Je me souviens

Je me souviens de ce premier hiver qui mordit mon corps à belle dent.

Je me souviens des premiers flocons qui tombaient drus et couvraient l’asphalte d’une poudre blanche.

Je me souviens : j’ouvrais la bouche, happais ces petits grains qui voltigeaient au gré du vent.

Je me souviens de la douceur, de la fraicheur du grésille qui fondait sur mon visage.

Je me souviens du crissement des pas dans la neige et du son ouaté des bruits alentour.

Je me souviens du scintillement éblouissant de la neige au soleil d’hiver.

Je me souviens de la nuit qui suivit la tempête. Le ciel marine où flottait une lune métallique, les myriades d’étoiles comme autant de diamants dispersés sur la voute céleste.

Je me souviens … j’attendais le bus, la température chuta brutalement, le vent soulevait les cristaux de neige pétrifiés qui couraient sur la route, la « poudrerie » se formait, se déchainait en serpentins légers qui se jetaient sur les passants recroquevillés sur le trottoir attendant le bus perdu dans la tourmente. Le froid me saisit dans son étau et me broya. Le visage, les mains devenaient durs et insensibles, les ongles, le bout des doigts anesthésiés.

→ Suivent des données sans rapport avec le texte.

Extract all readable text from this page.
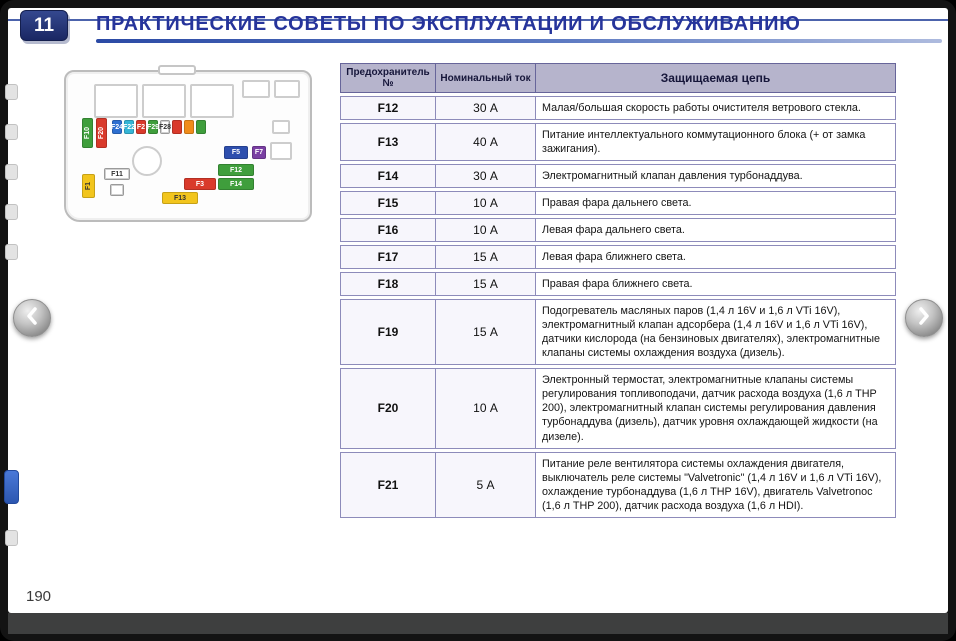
11	ПРАКТИЧЕСКИЕ СОВЕТЫ ПО ЭКСПЛУАТАЦИИ И ОБСЛУЖИВАНИЮ
F10 F20 F24 F22 F2 F29 F28
F5 F7
F11
F12
F3	F14
F13
F1
Предохранитель №	Номинальный ток	Защищаемая цепь
F12	30 А	Малая/большая скорость работы очистителя ветрового стекла.
F13	40 А	Питание интеллектуального коммутационного блока (+ от замка зажигания).
F14	30 А	Электромагнитный клапан давления турбонаддува.
F15	10 А	Правая фара дальнего света.
F16	10 А	Левая фара дальнего света.
F17	15 А	Левая фара ближнего света.
F18	15 А	Правая фара ближнего света.
F19	15 А	Подогреватель масляных паров (1,4 л 16V и 1,6 л VTi 16V), электромагнитный клапан адсорбера (1,4 л 16V и 1,6 л VTi 16V), датчики кислорода (на бензиновых двигателях), электромагнитные клапаны системы охлаждения воздуха (дизель).
F20	10 А	Электронный термостат, электромагнитные клапаны системы регулирования топливоподачи, датчик расхода воздуха (1,6 л THP 200), электромагнитный клапан системы регулирования давления турбонаддува (дизель), датчик уровня охлаждающей жидкости (на дизеле).
F21	5 А	Питание реле вентилятора системы охлаждения двигателя, выключатель реле системы "Valvetronic" (1,4 л 16V и 1,6 л VTi 16V), охлаждение турбонаддува (1,6 л THP 16V), двигатель Valvetronoc (1,6 л THP 200), датчик расхода воздуха (1,6 л HDI).
190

Je me souviens de la douleur que provoque l’air pénétrant dans les poumons : je le sentais qui descendait dans la trachée : étrange sensation, l’air devenait palpable. Il prenait corps dans mon corps. Je l’avalais par petite lampée comme si je buvais quelques gouttes d’eau.

Je me souviens des gros yeux jaunes du bus qui surgit de l’ombre poussant devant lui des flocons de neige affolés, soulevés par le blizzard qui les plaquait à l’avant du véhicule.

Je me souviens  des voyageurs figés sur le trottoir qui montaient en silence dans le bus.

Je me souviens de la chaleur intérieure et du sentiment de soulagement qui y régnait. Bouches cousues, cadenassées,corps tétanisés, frigorifiés mais enfin à l’abri.

Je me souviens du dégel, les pieds, les mains qui s’éveillent, la douleur provoquée par  la sortie de l’étreinte glacée libérant lentement la circulation sanguine qui reprend sa course un instant ralentie.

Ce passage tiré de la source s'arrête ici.